En 2014 comme en 2015, le Festival des films du monde (FFM) ne prévoit pas faire de déficit, selon Serge Losique. À un détail près: en excluant le remboursement d'une hypothèque de 2 millions contractée par l'organisme en 2014 sur le Cinéma Impérial afin de pallier l'absence des subventions de la SODEC, de Téléfilm Canada et de la Ville de Montréal. Cette hypothèque avait permis d'éponger la dette à long terme du FFM, évaluée à 2,5 millions à l'époque.

«Le seul déficit, c'est les intérêts bancaires. Tout le monde a le droit d'avoir des hypothèques», explique Serge Losique, qui précise avoir respecté toutes les obligations contractuelles, notamment avec ses fournisseurs. «On a toujours payé nos fournisseurs, on n'a jamais eu de procès», indique-t-il.

Autre élément d'importance dans les finances du FFM: le festival doit environ un million de dollars à son président fondateur. «C'est moi qui ai subventionné tout le temps le festival, mentionne Serge Losique. J'avais un terrain, je l'ai vendu pour subventionner le festival [vers 2005-2006]. Le festival me doit toujours 1 million. Mais je ne mettrai jamais en faillite ma propre création.»

Subventions

Serge Losique estime que le FFM devrait à nouveau avoir droit aux subventions de Québec, Ottawa et Montréal. «Les contribuables québécois et montréalais qui vont au cinéma méritent les subventions», dit-il.

Depuis 2014, les organismes subventionnaires répètent à l'envi qu'ils veulent des changements à la direction et dans les façons de faire du FFM. Hier, le maire de Montréal, Denis Coderre, a lancé un avertissement à Serge Losique, l'invitant à un «changement de cap» pour assurer la survie de l'événement.

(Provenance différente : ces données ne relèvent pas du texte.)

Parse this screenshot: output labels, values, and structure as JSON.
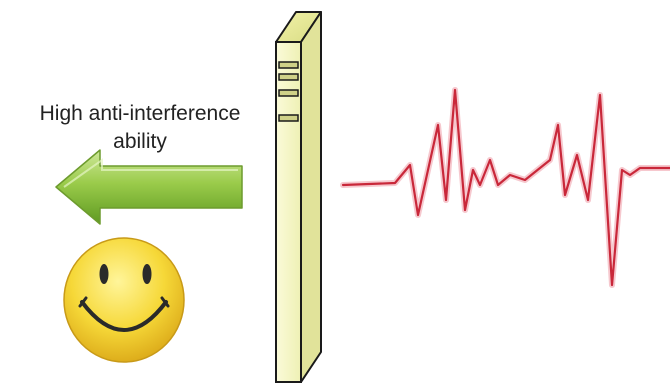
{
  "caption": {
    "line1": "High anti-interference",
    "line2": "ability"
  },
  "icons": {
    "arrow": "left-arrow-icon",
    "smiley": "smiley-face-icon",
    "shield": "barrier-panel-icon",
    "signal": "noise-waveform-icon"
  },
  "colors": {
    "arrow_green": "#8cc63f",
    "barrier_fill": "#f6f7c8",
    "signal_red": "#d23a4a",
    "smiley_yellow": "#f3d23a"
  }
}
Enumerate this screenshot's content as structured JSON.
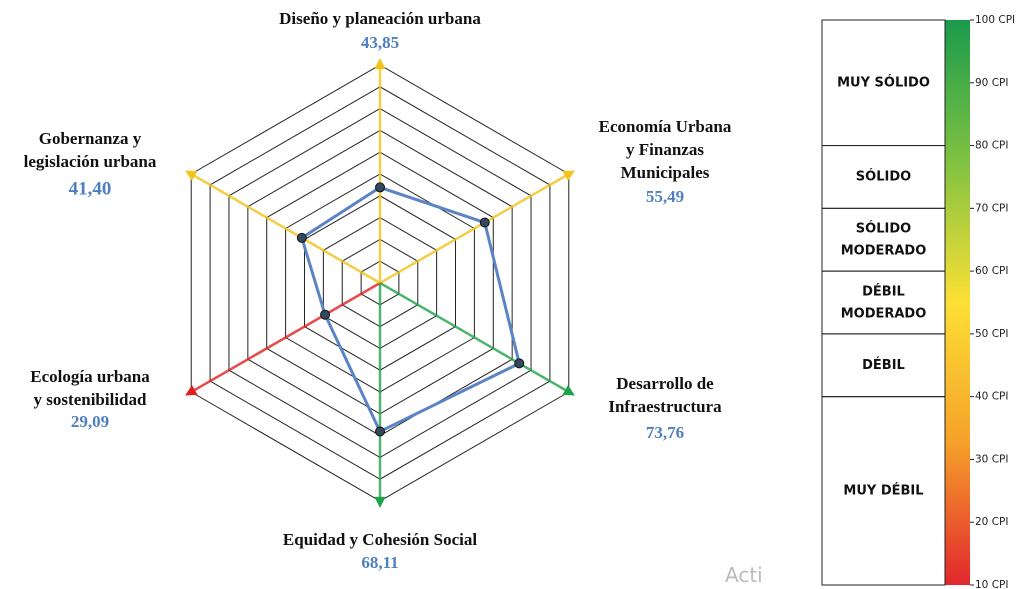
{
  "chart_data": [
    {
      "type": "radar",
      "categories": [
        "Diseño y planeación urbana",
        "Economía Urbana\ny Finanzas\nMunicipales",
        "Desarrollo de\nInfraestructura",
        "Equidad y Cohesión Social",
        "Ecología urbana\ny sostenibilidad",
        "Gobernanza y\nlegislación urbana"
      ],
      "axis_colors": [
        "#f2c318",
        "#f2c318",
        "#1fa34a",
        "#1fa34a",
        "#e02020",
        "#f2c318"
      ],
      "series": [
        {
          "name": null,
          "color": "#5b84c6",
          "values": [
            43.85,
            55.49,
            73.76,
            68.11,
            29.09,
            41.4
          ],
          "value_labels": [
            "43,85",
            "55,49",
            "73,76",
            "68,11",
            "29,09",
            "41,40"
          ]
        }
      ],
      "rlim": [
        0,
        100
      ],
      "rticks": [
        10,
        20,
        30,
        40,
        50,
        60,
        70,
        80,
        90,
        100
      ],
      "watermark": "Acti"
    },
    {
      "type": "colorbar",
      "ylim": [
        10,
        100
      ],
      "yticks": [
        {
          "value": 10,
          "label": "10 CPI"
        },
        {
          "value": 20,
          "label": "20 CPI"
        },
        {
          "value": 30,
          "label": "30 CPI"
        },
        {
          "value": 40,
          "label": "40 CPI"
        },
        {
          "value": 50,
          "label": "50 CPI"
        },
        {
          "value": 60,
          "label": "60 CPI"
        },
        {
          "value": 70,
          "label": "70 CPI"
        },
        {
          "value": 80,
          "label": "80 CPI"
        },
        {
          "value": 90,
          "label": "90 CPI"
        },
        {
          "value": 100,
          "label": "100 CPI"
        }
      ],
      "gradient_colors": [
        "#1a9a4c",
        "#7fc241",
        "#fde034",
        "#f5a02a",
        "#e2262d"
      ],
      "bands": [
        {
          "label": "MUY SÓLIDO",
          "from": 80,
          "to": 100
        },
        {
          "label": "SÓLIDO",
          "from": 70,
          "to": 80
        },
        {
          "label": "SÓLIDO\nMODERADO",
          "from": 60,
          "to": 70
        },
        {
          "label": "DÉBIL\nMODERADO",
          "from": 50,
          "to": 60
        },
        {
          "label": "DÉBIL",
          "from": 40,
          "to": 50
        },
        {
          "label": "MUY DÉBIL",
          "from": 10,
          "to": 40
        }
      ]
    }
  ]
}
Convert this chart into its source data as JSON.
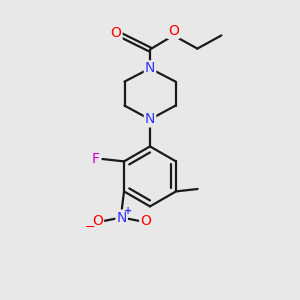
{
  "background_color": "#e8e8e8",
  "bond_color": "#1a1a1a",
  "atom_colors": {
    "N": "#3333ff",
    "O": "#ff0000",
    "F": "#cc00cc",
    "C": "#1a1a1a"
  },
  "figsize": [
    3.0,
    3.0
  ],
  "dpi": 100
}
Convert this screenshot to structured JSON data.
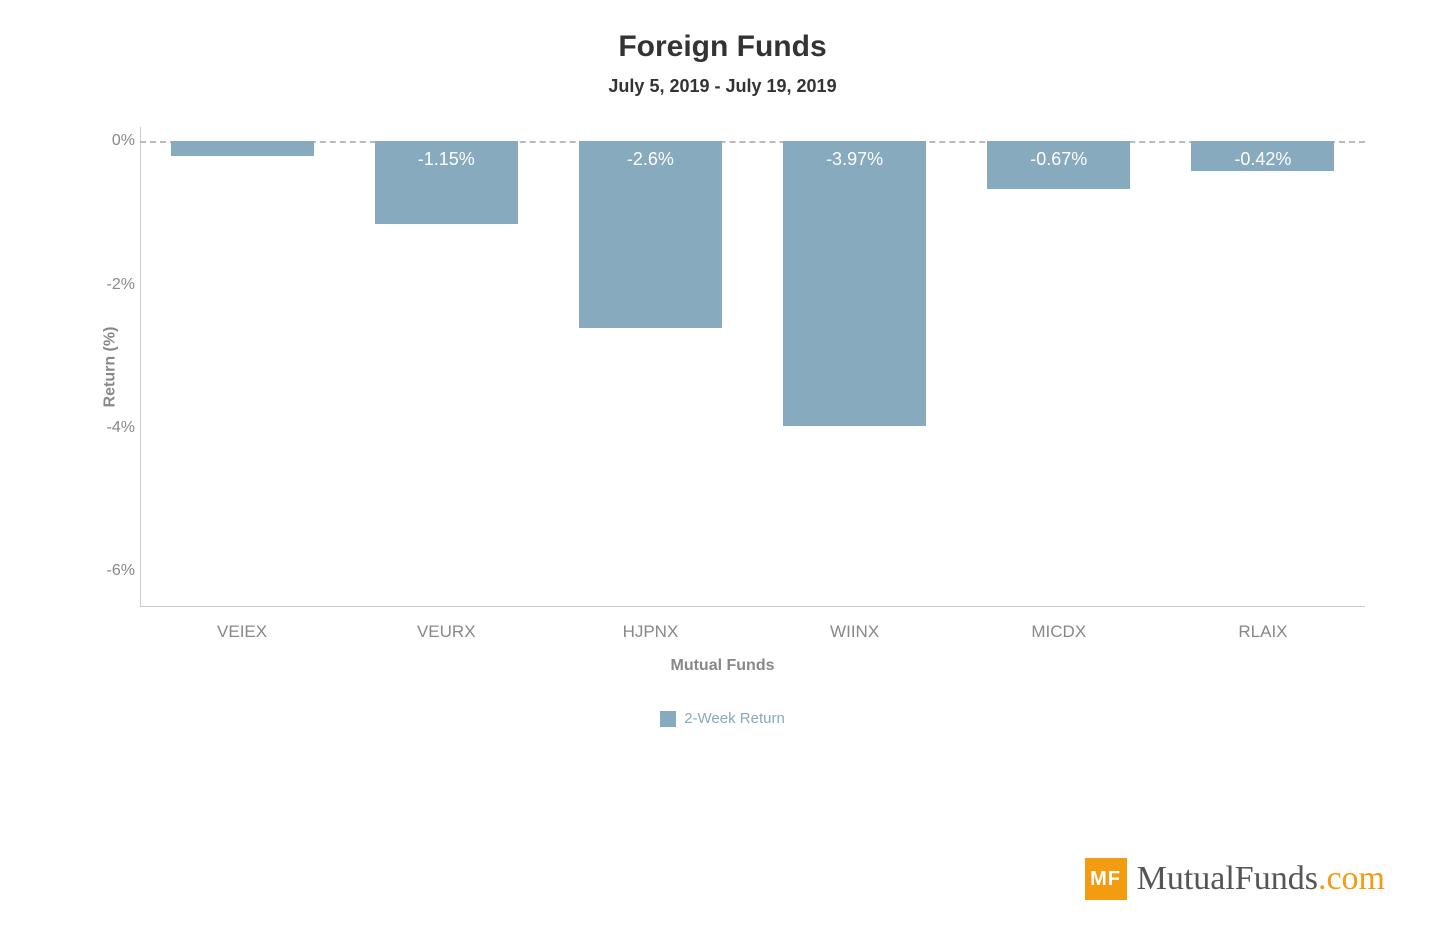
{
  "chart": {
    "type": "bar",
    "title": "Foreign Funds",
    "subtitle": "July 5, 2019 - July 19, 2019",
    "ylabel": "Return (%)",
    "xlabel": "Mutual Funds",
    "title_fontsize": 30,
    "subtitle_fontsize": 18,
    "label_fontsize": 16,
    "tick_fontsize": 16,
    "bar_label_fontsize": 18,
    "title_color": "#333333",
    "label_color": "#888888",
    "tick_color": "#888888",
    "background_color": "#ffffff",
    "grid_color": "#bbbbbb",
    "axis_line_color": "#cccccc",
    "ylim": [
      -6.5,
      0.2
    ],
    "yticks": [
      0,
      -2,
      -4,
      -6
    ],
    "ytick_labels": [
      "0%",
      "-2%",
      "-4%",
      "-6%"
    ],
    "zero_line_style": "dashed",
    "bar_width": 0.7,
    "categories": [
      "VEIEX",
      "VEURX",
      "HJPNX",
      "WIINX",
      "MICDX",
      "RLAIX"
    ],
    "values": [
      -0.2,
      -1.15,
      -2.6,
      -3.97,
      -0.67,
      -0.42
    ],
    "value_labels": [
      "",
      "-1.15%",
      "-2.6%",
      "-3.97%",
      "-0.67%",
      "-0.42%"
    ],
    "bar_color": "#87aabe",
    "bar_label_color": "#ffffff",
    "legend": {
      "label": "2-Week Return",
      "swatch_color": "#87aabe",
      "text_color": "#87aabe",
      "fontsize": 15
    }
  },
  "logo": {
    "badge_text": "MF",
    "badge_bg": "#f39c12",
    "badge_fg": "#ffffff",
    "text_main": "MutualFunds",
    "text_suffix": ".com",
    "main_color": "#555555",
    "suffix_color": "#f39c12",
    "fontsize": 34
  }
}
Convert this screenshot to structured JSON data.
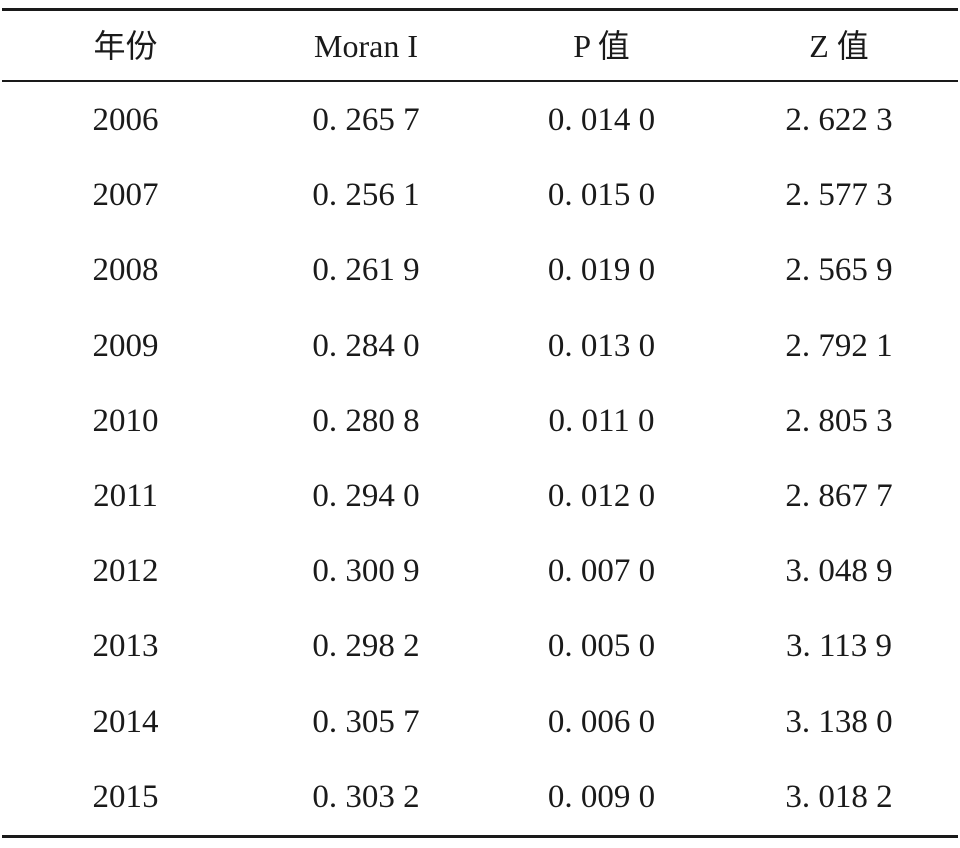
{
  "table": {
    "columns": [
      "年份",
      "Moran I",
      "P 值",
      "Z 值"
    ],
    "rows": [
      [
        "2006",
        "0. 265 7",
        "0. 014 0",
        "2. 622 3"
      ],
      [
        "2007",
        "0. 256 1",
        "0. 015 0",
        "2. 577 3"
      ],
      [
        "2008",
        "0. 261 9",
        "0. 019 0",
        "2. 565 9"
      ],
      [
        "2009",
        "0. 284 0",
        "0. 013 0",
        "2. 792 1"
      ],
      [
        "2010",
        "0. 280 8",
        "0. 011 0",
        "2. 805 3"
      ],
      [
        "2011",
        "0. 294 0",
        "0. 012 0",
        "2. 867 7"
      ],
      [
        "2012",
        "0. 300 9",
        "0. 007 0",
        "3. 048 9"
      ],
      [
        "2013",
        "0. 298 2",
        "0. 005 0",
        "3. 113 9"
      ],
      [
        "2014",
        "0. 305 7",
        "0. 006 0",
        "3. 138 0"
      ],
      [
        "2015",
        "0. 303 2",
        "0. 009 0",
        "3. 018 2"
      ]
    ]
  }
}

«C'est mon problème personnel, laisse savoir Serge Losique. Je n'aurai pas à demander la permission à qui que ce soit quand je voudrai partir. Les hommes ne sont jamais éternels et il faut assurer la pérennité artistique. Ce n'est pas si simple, ça prend des années pour former des gens.»

Serge Losique ne balaie pas le scénario du revers de la main, mais il reste très prudent sur la possibilité de s'associer de nouveaux partenaires.

Au fil des ans, plusieurs personnes ont tenté sans succès de s'associer à M. Losique. En 2004, l'Équipe Spectra et son PDG Alain Simard avaient tenté de rallier M. Losique à leur proposition de festival de cinéma à Montréal dans le cadre d'un appel d'offres de Téléfilm Canada et la SODEC.

Spectra avait finalement présenté son projet sans l'appui de M. Losique, remporté l'appel d'offres, mais son Festival international du film de Montréal n'avait connu qu'une édition, en 2005. «M. Simard n'a jamais voulu s'associer. Il voulait prendre quelque chose de grandiose qui existe, il voyait la piastre. Avec ce festival, il n'y a pas d'argent à gagner», puisque le FFM n'est ni distributeur ni producteur de films, souligne M. Losique.